Throughout this period, the project has successfully conducted numerous workshops, published peer-reviewed articles, and engaged in a wide range of dissemination activities, all of which surpass the initial milestones and deliverables outlined in the project's action plan. This robust engagement has not only advanced the project's objectives but has also fostered significant interdisciplinary collaboration and intellectual exchange among its members.
The NONWESTLIT project has significantly advanced beyond the state of the art by integrating methodologies from comparative literature, cultural history, and computer science. The creation and analytical processing of the two databases have enabled innovative research methods that combine qualitative and quantitative analysis with cutting-edge computational techniques.

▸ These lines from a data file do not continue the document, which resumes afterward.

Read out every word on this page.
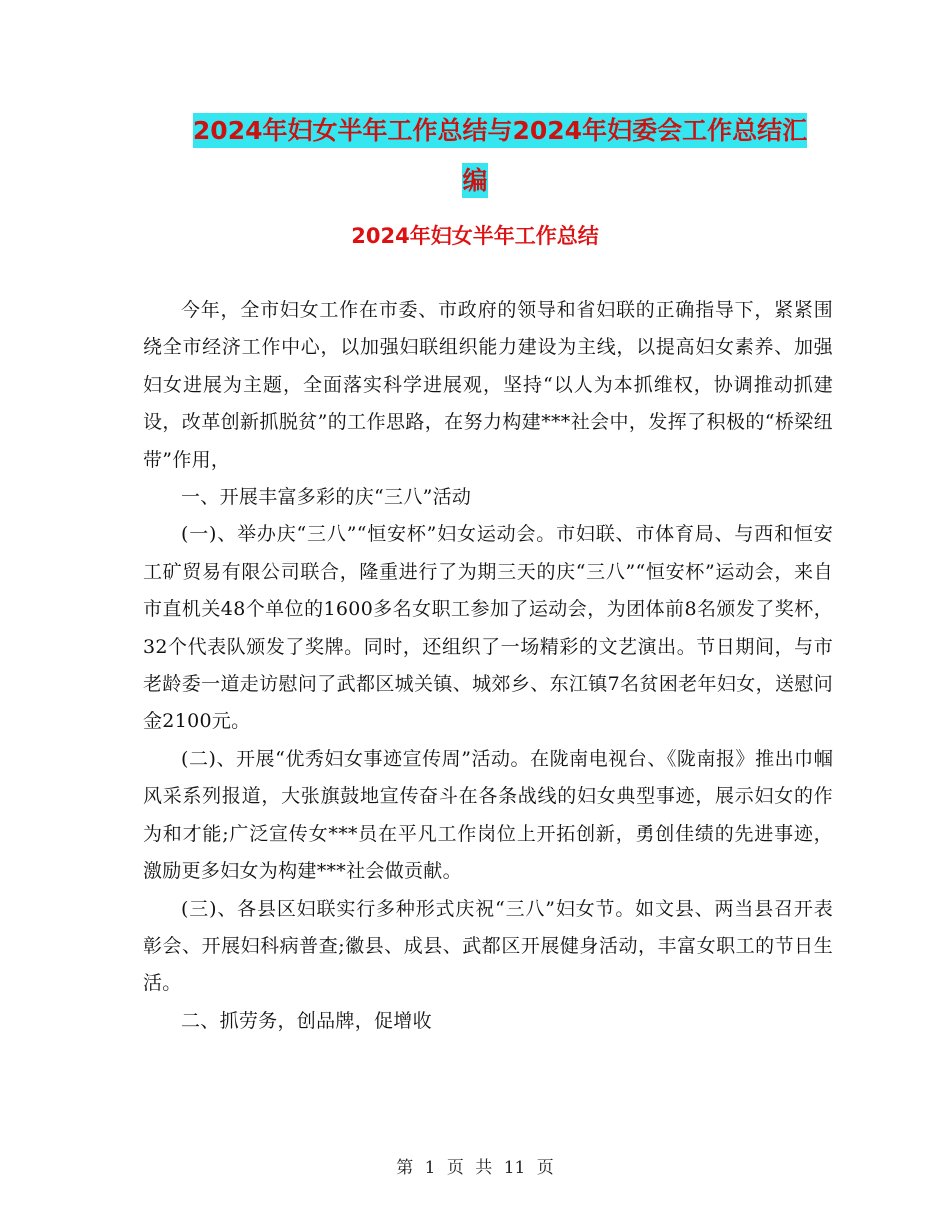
2024年妇女半年工作总结与2024年妇委会工作总结汇
编
2024年妇女半年工作总结

今年，全市妇女工作在市委、市政府的领导和省妇联的正确指导下，紧紧围绕全市经济工作中心，以加强妇联组织能力建设为主线，以提高妇女素养、加强妇女进展为主题，全面落实科学进展观，坚持“以人为本抓维权，协调推动抓建设，改革创新抓脱贫”的工作思路，在努力构建***社会中，发挥了积极的“桥梁纽带”作用，

一、开展丰富多彩的庆“三八”活动

(一)、举办庆“三八”“恒安杯”妇女运动会。市妇联、市体育局、与西和恒安工矿贸易有限公司联合，隆重进行了为期三天的庆“三八”“恒安杯”运动会，来自市直机关48个单位的1600多名女职工参加了运动会，为团体前8名颁发了奖杯， 32个代表队颁发了奖牌。同时，还组织了一场精彩的文艺演出。节日期间，与市老龄委一道走访慰问了武都区城关镇、城郊乡、东江镇7名贫困老年妇女，送慰问金2100元。

(二)、开展“优秀妇女事迹宣传周”活动。在陇南电视台、《陇南报》推出巾帼风采系列报道，大张旗鼓地宣传奋斗在各条战线的妇女典型事迹，展示妇女的作为和才能;广泛宣传女***员在平凡工作岗位上开拓创新，勇创佳绩的先进事迹，激励更多妇女为构建***社会做贡献。

(三)、各县区妇联实行多种形式庆祝“三八”妇女节。如文县、两当县召开表彰会、开展妇科病普查;徽县、成县、武都区开展健身活动，丰富女职工的节日生活。

二、抓劳务，创品牌，促增收

第 1 页 共 11 页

One of the groundbreaking achievements of the project is the application of large language models to a unique dataset of historical texts, which has not only enriched literary studies but has also contributed to advancements in natural language processing and machine learning for historical and low-resource languages. This application of AI tools represents a significant methodological innovation, facilitating the automation of categorization and enhancing the interpretive capabilities across different languages and cultural contexts.

Looking forward to the end of the project, NONWESTLIT is expected to produce further novel methodologies and interdisciplinary developments. It anticipates more publication and dissemination activities, which includes the open-access publication of three anthologies of literary criticism in translation from nineteenth century Russian, Ottoman and Japanese sources; the big-data corpus that will offer access to the database and datasets created throughout the project; the digitized collection of periodicals from the period in original and transliterated form; several peer-reviewed articles and a monograph on comparative literary modernities.

The NONWESTLIT project not only promises to push the boundaries of literary and cultural studies but also aims to transform the technological landscape by integrating AI with the humanities, thus offering significant contributions to both fields by the end of the project.